Но в ветхих хороминах, за церковью Благовещения, жил первый господин всея Руси. В них замыслил и заложил он будущее могущество ее, сюда, встревоженные признаками этого могущества, государи присылали своих послов ему поклоняться и искать с ним связей. Подходя к этим хороминам, царедворцы русские усерднее слагали молитвы архистратигу небесного воинства, да помилует их от гнева грозного земного владыки.

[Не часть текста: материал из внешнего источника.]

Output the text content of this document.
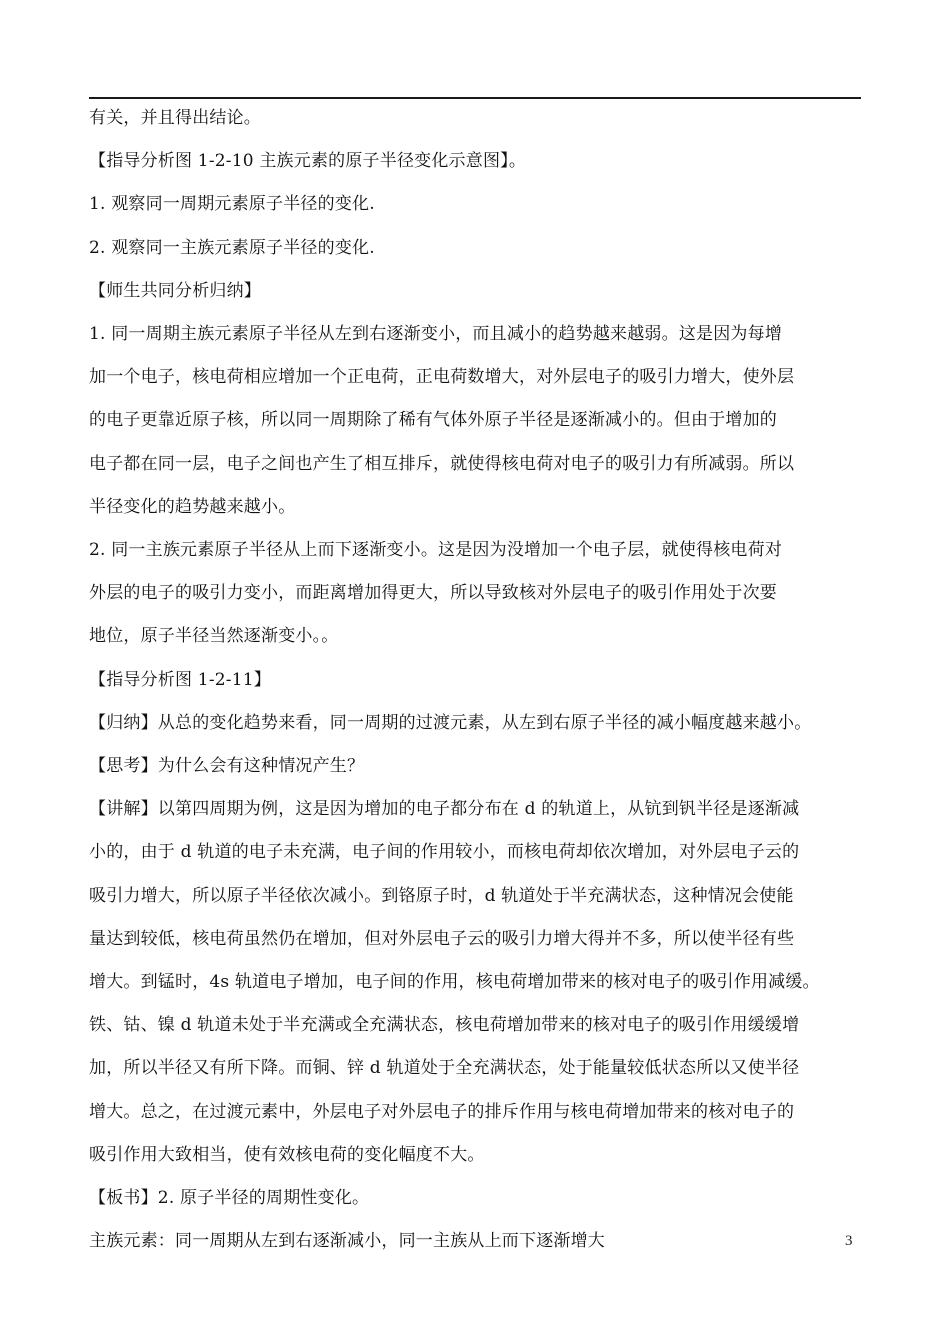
有关，并且得出结论。
【指导分析图 1-2-10 主族元素的原子半径变化示意图】。
1. 观察同一周期元素原子半径的变化.
2. 观察同一主族元素原子半径的变化.
【师生共同分析归纳】
1. 同一周期主族元素原子半径从左到右逐渐变小，而且减小的趋势越来越弱。这是因为每增
加一个电子，核电荷相应增加一个正电荷，正电荷数增大，对外层电子的吸引力增大，使外层
的电子更靠近原子核，所以同一周期除了稀有气体外原子半径是逐渐减小的。但由于增加的
电子都在同一层，电子之间也产生了相互排斥，就使得核电荷对电子的吸引力有所减弱。所以
半径变化的趋势越来越小。
2. 同一主族元素原子半径从上而下逐渐变小。这是因为没增加一个电子层，就使得核电荷对
外层的电子的吸引力变小，而距离增加得更大，所以导致核对外层电子的吸引作用处于次要
地位，原子半径当然逐渐变小。。
【指导分析图 1-2-11】
【归纳】从总的变化趋势来看，同一周期的过渡元素，从左到右原子半径的减小幅度越来越小。
【思考】为什么会有这种情况产生？
【讲解】以第四周期为例，这是因为增加的电子都分布在 d 的轨道上，从钪到钒半径是逐渐减
小的，由于 d 轨道的电子未充满，电子间的作用较小，而核电荷却依次增加，对外层电子云的
吸引力增大，所以原子半径依次减小。到铬原子时，d 轨道处于半充满状态，这种情况会使能
量达到较低，核电荷虽然仍在增加，但对外层电子云的吸引力增大得并不多，所以使半径有些
增大。到锰时，4s 轨道电子增加，电子间的作用，核电荷增加带来的核对电子的吸引作用减缓。
铁、钴、镍 d 轨道未处于半充满或全充满状态，核电荷增加带来的核对电子的吸引作用缓缓增
加，所以半径又有所下降。而铜、锌 d 轨道处于全充满状态，处于能量较低状态所以又使半径
增大。总之，在过渡元素中，外层电子对外层电子的排斥作用与核电荷增加带来的核对电子的
吸引作用大致相当，使有效核电荷的变化幅度不大。
【板书】2. 原子半径的周期性变化。
主族元素：同一周期从左到右逐渐减小，同一主族从上而下逐渐增大	3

Солнце не высоко играло над землею, а на дворе великокняжеском все уж давно принялось за дневные заботы. Везде суетились дворчане, учрежденные Иоанном по образцу европейских дворов, но которым он дал названия русские, сообразно их должностям (распоряжение, к сожалению, отмененное Петром I). Дворецкий Русалка преобразился в новую одежду. Он успел уж побывать у маленьких детей Иоанна и отнести им игрушки, успел сделать разные угождения и Софии, супруге великого князя, и Елене, супруге сына его, несмотря что они не ладили одна с другою, кого из дворских потешил ласковым словом, кого шуточкой. Он везде поспевал, всем заправлял и мало что приводил в действие положенное, обычное, старался еще упредить желания и прихоти своего властителя на весь следующий день. Обязанности дворецкого ограничивались двором великокняжеским, но он, волею и неволею, расширил круг их за пределы его. На Русалку налагали иногда самые трудные, щекотливые поручения, нередко опасные и грязные, на иные он иногда сам вызывался, желая доказать, что он хотя и хил наружностью, но богатырь лукавством и умом. Таких слуг любил Иоанн и на них-то намекал, говоря: ‘Мне хоть бы пес, да яйца нес’. Замечая их обманы, он наказывал их то грозным словом, то посохом или временною опалою, а чаще закрывал глаза на те проказы их, которые не вредили ни лицу его, ни государству.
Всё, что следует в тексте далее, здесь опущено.